International Socialism
- Editor: Joseph Choonara
- Former editors: Michael Kidron, Nigel Harris, Duncan Hallas, Chris Harman, John Rees, Alex Callinicos
- Categories: Politics
- Frequency: Quarterly
- First issue: 1958; 68 years ago
- Country: United Kingdom
- Language: English
- Website: www.isj.org.uk
- ISSN: 1754-4653

= International Socialism (journal) =

British quarterly journal

International Socialism is a British-based quarterly journal established in 1960 and published in London by the Socialist Workers Party, which discusses socialist theory. It is currently edited by Joseph Choonara who replaced Alex Callinicos, who took over for ten years in November 2009 after Chris Harman died.

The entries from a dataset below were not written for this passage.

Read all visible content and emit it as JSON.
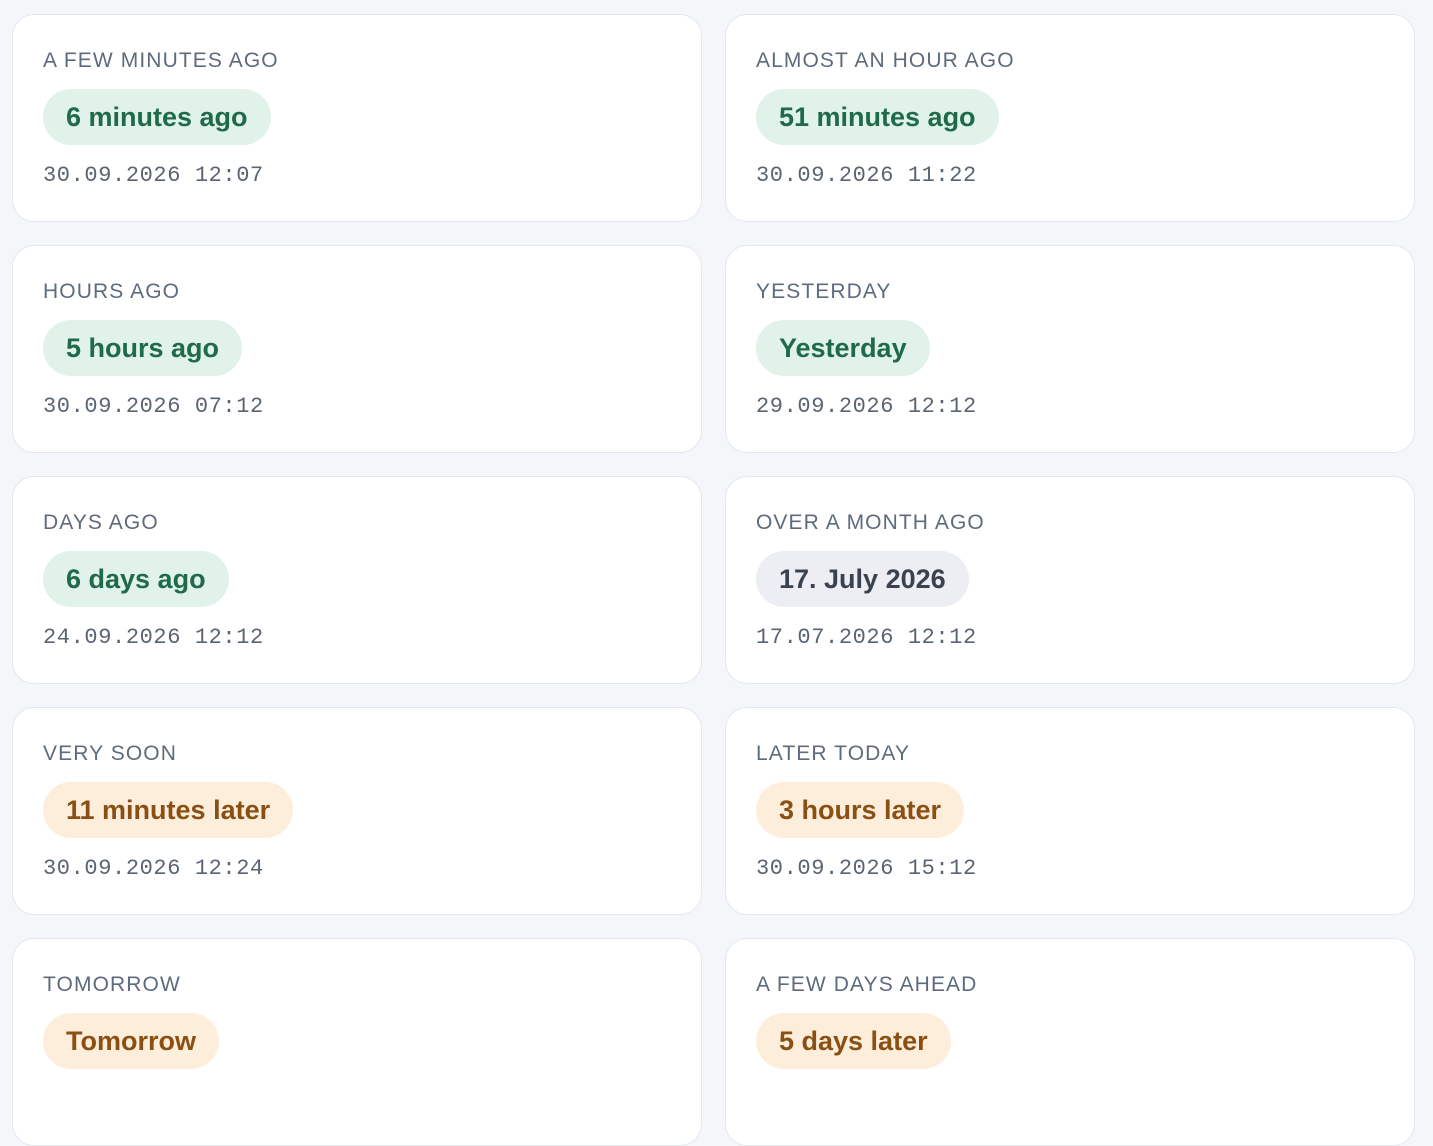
{
  "cards": [
    {
      "label": "A FEW MINUTES AGO",
      "badge": "6 minutes ago",
      "tone": "past",
      "timestamp": "30.09.2026 12:07"
    },
    {
      "label": "ALMOST AN HOUR AGO",
      "badge": "51 minutes ago",
      "tone": "past",
      "timestamp": "30.09.2026 11:22"
    },
    {
      "label": "HOURS AGO",
      "badge": "5 hours ago",
      "tone": "past",
      "timestamp": "30.09.2026 07:12"
    },
    {
      "label": "YESTERDAY",
      "badge": "Yesterday",
      "tone": "past",
      "timestamp": "29.09.2026 12:12"
    },
    {
      "label": "DAYS AGO",
      "badge": "6 days ago",
      "tone": "past",
      "timestamp": "24.09.2026 12:12"
    },
    {
      "label": "OVER A MONTH AGO",
      "badge": "17. July 2026",
      "tone": "neutral",
      "timestamp": "17.07.2026 12:12"
    },
    {
      "label": "VERY SOON",
      "badge": "11 minutes later",
      "tone": "future",
      "timestamp": "30.09.2026 12:24"
    },
    {
      "label": "LATER TODAY",
      "badge": "3 hours later",
      "tone": "future",
      "timestamp": "30.09.2026 15:12"
    },
    {
      "label": "TOMORROW",
      "badge": "Tomorrow",
      "tone": "future",
      "timestamp": ""
    },
    {
      "label": "A FEW DAYS AHEAD",
      "badge": "5 days later",
      "tone": "future",
      "timestamp": ""
    }
  ],
  "colors": {
    "page_background": "#f4f6fa",
    "card_background": "#ffffff",
    "past_badge_bg": "#e0f2ea",
    "past_badge_text": "#1f6a49",
    "neutral_badge_bg": "#eceef3",
    "neutral_badge_text": "#3a4250",
    "future_badge_bg": "#fdeedc",
    "future_badge_text": "#8a4f12"
  }
}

The current journal is the second series following an earlier series which ran from 1960 to 1978 publishing a total of 104 issues. Originally edited by Michael Kidron for its first five years, with Alasdair MacIntyre co-editing it alongside him for 18 months, subsequently the first series was variously edited by Nigel Harris, Chris Harman, Duncan Hallas and Alex Callinicos. The second series was originally edited by Peter Binns, who was succeeded as editor by John Rees. Previously, a single issue of a duplicated journal of this name had been published in 1958 and the first edition of Tony Cliff's essay on Rosa Luxemburg was published, in book form, as issue 2/3 in series with this otherwise one-off publication.